La salle commune sentait la sueur et la crasse, mais pas plus que dans une autre taverne. Les saletés étaient vite nettoyées, et les servantes ne semblaient pas enclines à la paresse. En remplissant la chope de Mat, l’une d’elles lui fit un sourire coquin et dévoila un peu ses chevilles. Mat s’assura de bien s’en souvenir. Elle serait parfaite pour Talmanes.
Mat baissa son foulard afin de pouvoir boire. À le porter ainsi, il devait avoir l’air d’un idiot, mais il faisait trop chaud pour une capuche et la barbe était une torture perpétuelle.
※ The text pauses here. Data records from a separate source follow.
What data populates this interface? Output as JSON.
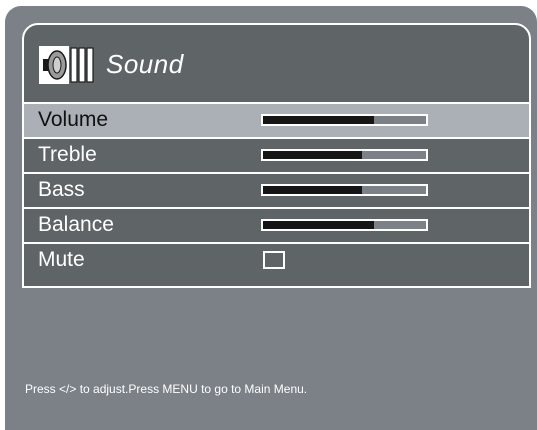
{
  "menu": {
    "title": "Sound",
    "icon": "speaker-icon",
    "selected_index": 0,
    "items": [
      {
        "label": "Volume",
        "type": "slider",
        "level": 0.68
      },
      {
        "label": "Treble",
        "type": "slider",
        "level": 0.61
      },
      {
        "label": "Bass",
        "type": "slider",
        "level": 0.61
      },
      {
        "label": "Balance",
        "type": "slider",
        "level": 0.68
      },
      {
        "label": "Mute",
        "type": "checkbox",
        "checked": false
      }
    ]
  },
  "footer": {
    "hint": "Press </> to adjust.Press MENU to go to Main Menu."
  },
  "colors": {
    "background": "#7b8187",
    "panel": "#5f6566",
    "selected_row": "#aab0b6",
    "bar_fill": "#151515",
    "border": "#ffffff"
  }
}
Même avec son foulard sur le museau, il ne se faisait pas trop remarquer dans Caemlyn la Basse, où il n’était pas le seul à cacher son visage. Quand on l’interrogeait, il affirmait vouloir dissimuler une vilaine cicatrice. Malgré cette explication, pas mal de gens supposaient qu’il y avait une prime sur sa tête. Eh bien, malheureusement pour lui, ils avaient raison.
Il resta assis un moment à contempler les flammes. L’avertissement de Chet lui avait quelque peu retourné l’estomac. Plus sa réputation grandissait, et plus on lui chercherait des noises. Tuer le Prince des Corbeaux, quelle belle ligne sur un curriculum vitae ! Où ces gens étaient-ils allés pêcher ce titre ? Fichu sang et maudites cendres !
Quelqu’un vint s’asseoir à côté du jeune flambeur. Mince et osseux, Noal ressemblait à un épouvantail qui se serait extrait de la terre pour aller faire un tour en ville. Malgré ses cheveux blancs et son visage parcheminé, ce type était aussi vif que des gars moitié moins vieux. Dès qu’il brandissait une arme, en tout cas. Le reste du temps, il semblait plus empoté qu’une mule dans une salle de banquet.
— Tu es une célébrité, mon vieux, dit-il en passant ses paumes au-dessus du feu. Quand tu m’es tombé dessus, à Ebou Dar, je ne me suis pas douté que j’avais trouvé un compagnon si illustre. Encore quelques mois, et tu seras plus célèbre que Jain l’Explorateur.